Michael Potemra @ NRO:
There are very few kind words spoken these days about the good old Church of England, so I am delighted to discover that one of the most prominent conservative intellectuals of the past few decades has just devoted an entire book to praising it. Roger Scruton, the acclaimed philosopher and polymath, has recently issued Our Church: A Personal History of the Church of England, a short but rewarding attempt to explain just how this unusual institution has managed to provide spiritual nourishment over so many centuries. (It will be available through the U.S. version of Amazon in a month and a half; it is already available through Amazon.co.uk.)
Scruton understands the C of E as a religious institution very much rooted in a specific place and in the character of a specific people. “It is undeniable,” he writes, that “skepticism is now part of the English character.
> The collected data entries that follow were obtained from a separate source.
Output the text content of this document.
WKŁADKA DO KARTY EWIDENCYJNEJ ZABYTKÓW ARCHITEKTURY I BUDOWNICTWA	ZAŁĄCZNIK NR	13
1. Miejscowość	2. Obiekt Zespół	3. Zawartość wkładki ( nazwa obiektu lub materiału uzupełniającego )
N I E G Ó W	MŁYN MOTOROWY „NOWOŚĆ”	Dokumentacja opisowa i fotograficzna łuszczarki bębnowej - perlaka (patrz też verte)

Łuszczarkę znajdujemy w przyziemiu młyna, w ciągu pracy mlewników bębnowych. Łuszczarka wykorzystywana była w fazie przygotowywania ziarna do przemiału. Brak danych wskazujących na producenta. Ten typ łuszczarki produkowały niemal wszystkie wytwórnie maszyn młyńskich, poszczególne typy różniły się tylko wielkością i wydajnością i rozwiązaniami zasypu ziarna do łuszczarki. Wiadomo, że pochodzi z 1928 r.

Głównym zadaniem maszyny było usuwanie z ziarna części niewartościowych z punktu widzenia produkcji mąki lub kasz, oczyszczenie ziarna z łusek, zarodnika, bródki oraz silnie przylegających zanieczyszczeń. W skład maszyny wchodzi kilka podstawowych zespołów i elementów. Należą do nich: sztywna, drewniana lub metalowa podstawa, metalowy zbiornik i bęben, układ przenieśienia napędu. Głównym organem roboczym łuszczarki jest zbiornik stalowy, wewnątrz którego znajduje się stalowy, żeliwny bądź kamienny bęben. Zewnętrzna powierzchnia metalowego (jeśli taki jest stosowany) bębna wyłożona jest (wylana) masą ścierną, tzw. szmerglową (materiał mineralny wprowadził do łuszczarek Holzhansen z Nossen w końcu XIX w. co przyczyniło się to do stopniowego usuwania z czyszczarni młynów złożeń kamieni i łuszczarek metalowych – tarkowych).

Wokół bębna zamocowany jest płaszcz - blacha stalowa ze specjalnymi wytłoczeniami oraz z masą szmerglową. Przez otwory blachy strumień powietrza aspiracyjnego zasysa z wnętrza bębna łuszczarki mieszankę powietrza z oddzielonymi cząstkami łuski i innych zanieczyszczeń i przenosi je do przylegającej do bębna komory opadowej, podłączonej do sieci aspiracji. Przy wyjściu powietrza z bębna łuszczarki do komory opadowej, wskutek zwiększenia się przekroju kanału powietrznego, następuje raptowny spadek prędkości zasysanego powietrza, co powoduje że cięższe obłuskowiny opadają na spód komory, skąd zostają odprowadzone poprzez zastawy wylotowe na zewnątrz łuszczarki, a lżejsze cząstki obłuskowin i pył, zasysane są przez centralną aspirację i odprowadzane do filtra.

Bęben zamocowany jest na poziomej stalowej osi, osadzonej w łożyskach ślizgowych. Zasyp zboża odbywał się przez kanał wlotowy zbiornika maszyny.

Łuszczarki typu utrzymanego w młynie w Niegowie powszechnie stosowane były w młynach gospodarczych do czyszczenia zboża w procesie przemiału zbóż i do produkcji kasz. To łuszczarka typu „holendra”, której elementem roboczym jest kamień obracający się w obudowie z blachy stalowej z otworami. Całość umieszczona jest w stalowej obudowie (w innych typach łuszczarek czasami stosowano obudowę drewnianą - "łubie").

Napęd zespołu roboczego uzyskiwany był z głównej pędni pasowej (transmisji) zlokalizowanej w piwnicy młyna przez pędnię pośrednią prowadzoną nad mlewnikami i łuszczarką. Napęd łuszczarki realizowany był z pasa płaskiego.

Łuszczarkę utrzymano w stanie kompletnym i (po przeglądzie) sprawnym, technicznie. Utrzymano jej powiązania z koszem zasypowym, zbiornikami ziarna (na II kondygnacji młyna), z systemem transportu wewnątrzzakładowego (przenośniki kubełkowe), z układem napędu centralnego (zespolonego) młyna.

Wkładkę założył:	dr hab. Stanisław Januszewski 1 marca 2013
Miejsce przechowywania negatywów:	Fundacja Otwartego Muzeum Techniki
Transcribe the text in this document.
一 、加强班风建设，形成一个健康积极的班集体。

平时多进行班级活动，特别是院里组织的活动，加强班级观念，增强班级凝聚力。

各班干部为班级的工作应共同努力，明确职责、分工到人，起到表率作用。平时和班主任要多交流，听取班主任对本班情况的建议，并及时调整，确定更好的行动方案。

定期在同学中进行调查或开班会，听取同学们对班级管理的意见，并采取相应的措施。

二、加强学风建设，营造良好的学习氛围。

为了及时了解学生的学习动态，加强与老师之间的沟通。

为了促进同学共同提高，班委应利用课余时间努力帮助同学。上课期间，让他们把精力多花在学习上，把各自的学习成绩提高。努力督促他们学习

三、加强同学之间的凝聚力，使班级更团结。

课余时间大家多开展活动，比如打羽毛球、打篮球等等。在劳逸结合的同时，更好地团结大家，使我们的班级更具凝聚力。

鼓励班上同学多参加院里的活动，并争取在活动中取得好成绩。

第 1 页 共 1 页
But it coexists with a certain curiosity towards the transcendental, and a desire to imagine it on the English model, as a place where we might be at home — an eternal Wind in the Willows.” This typically English attitude has been both praised and condemned over the years as a “domestication of transcendence”; but it is, in my view, very close to the distinctive essence of Christianity, as a religion in which God becomes Man. God is by definition transcendent; in Christ, He limits Himself and becomes more approachable.
For Scruton, the Church of England is a place of sacramental access to this very approachable God. With its two great literary monuments — the King James Version of the Bible and the Book of Common Prayer — it stands with the Reformation in its view of the Word as the purest point of access to the truth about God. But with its emphasis on Sacrament as well, it also stands with its pre-Reformation forebears. At Scruton’s parish church of Garsdon, there is behind the altar an inscription reading, “This do, in remembrance of me.” Scruton comments:
The reredos is a reminder that this is a Catholic church, which dispenses salvation as a daily sacrament, and which turns our thoughts to remembrance. Those six words on the wall contain the secret of tradition. What matters, they tell us, is the past, its daily re-enactment, and the intertwining threads of memory that make the past forever present among us. Our lives are wrapped around the solid fact of Christ’s sacrifice like ivy around a stone. And when we gather on a Sunday it is not in order to judge the quality of devotion in our sinful neighbours, but to accept, for a while, the shortcomings that impair our weekday relations and to share the vision of an “eternal home.”